Sa trajectoire intellectuelle, il l’a forgée sans mentor, faute de la bonne rencontre. Il s’est construit avec les armes qu’il avait. Il écrit sept livres et entreprend : une maison d’édition, des vidéos de développement et autres services lui apportent, à trente ans, l’autonomie financière. Car solitaire, il l’est aussi au quotidien. Comme tous les penseurs, la vie permanente en société l’épuise, et les conférences l’obligent à puiser dans ses réserves. Les gens viennent à ses événements, l’apprécient et le lui disent – ce qu’il aime, mais il en sort néanmoins lessivé.

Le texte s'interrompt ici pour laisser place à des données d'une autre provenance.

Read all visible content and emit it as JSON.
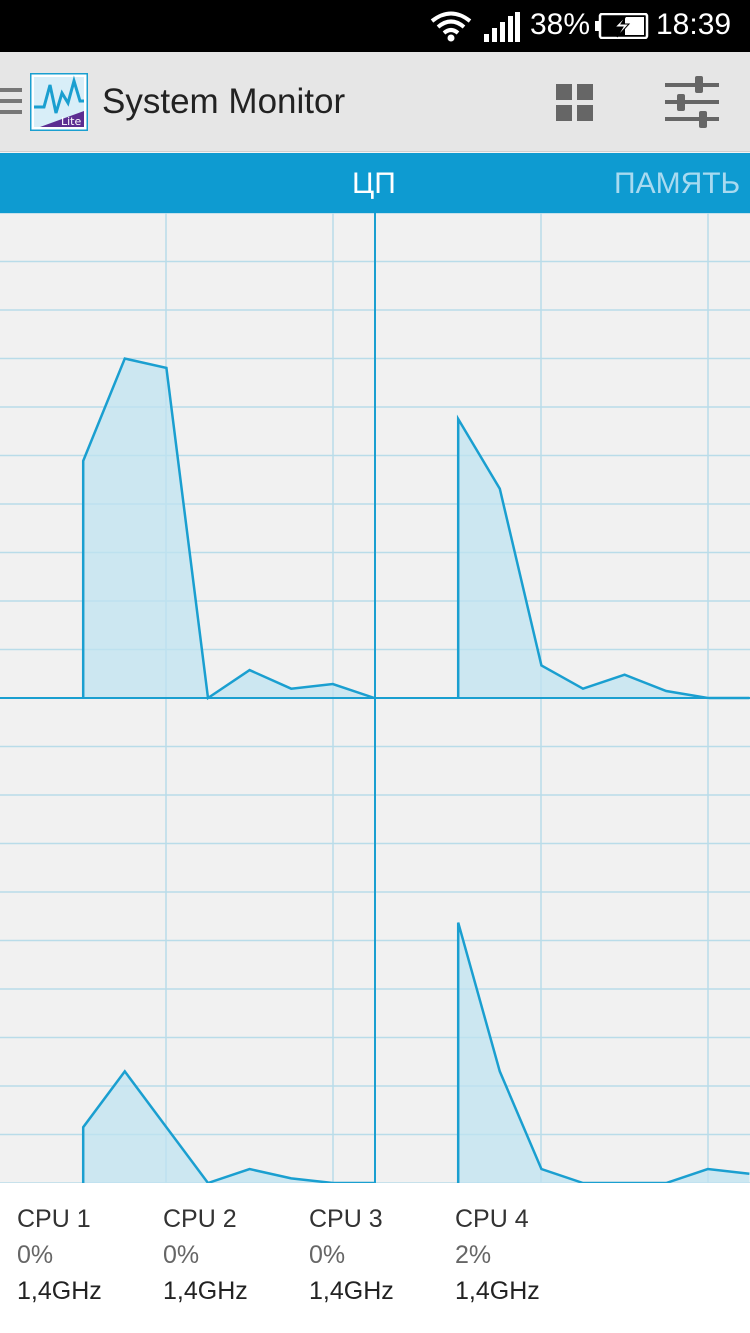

Un penseur introverti, plus nourri par les heures silencieuses que l’agitation sociale. « Je me soigne », dit-il en souriant, mais il sait que sa force, comme sa fragilité, réside dans ce retrait. Sa vie a connu des ombres. L’insomnie surtout, avec presque un an à dormir une heure par nuit. Une période où la perception se brouille, où l’on prend de mauvaises décisions, où les choses perdent leur couleur. Il en est sorti par volonté, par amour aussi : la naissance de son fils approchait, et il refusait de devenir père dans cet état.

Aujourd’hui le sommeil est revenu. Il avance plus sereinement. Une épouse rencontrée en Dordogne ; un premier enfant ; une famille petite mais soudée ; un ancrage ardéchois qu’il cultive comme un étendard intime. Les attaques bancaires, les pressions, les hostilités politiques n’entament pas son cap. Il corrige ses erreurs et continue à avancer. On le décrit parfois comme clivant, parfois comme inspirant. Mais derrière les postures idéologiques et les controverses, demeure un homme qui, dès l’enfance, a choisi la voie la plus difficile : celle de marcher seul, quitte à se battre, toujours libre, sans suzerain et au fief délimité par ses amours. Il se fraie une route en suivant strictement ce qu’il croit juste. Aujourd’hui, il s’agit de décrire Qui sont les blancs (édition Hétairie, 332 pages).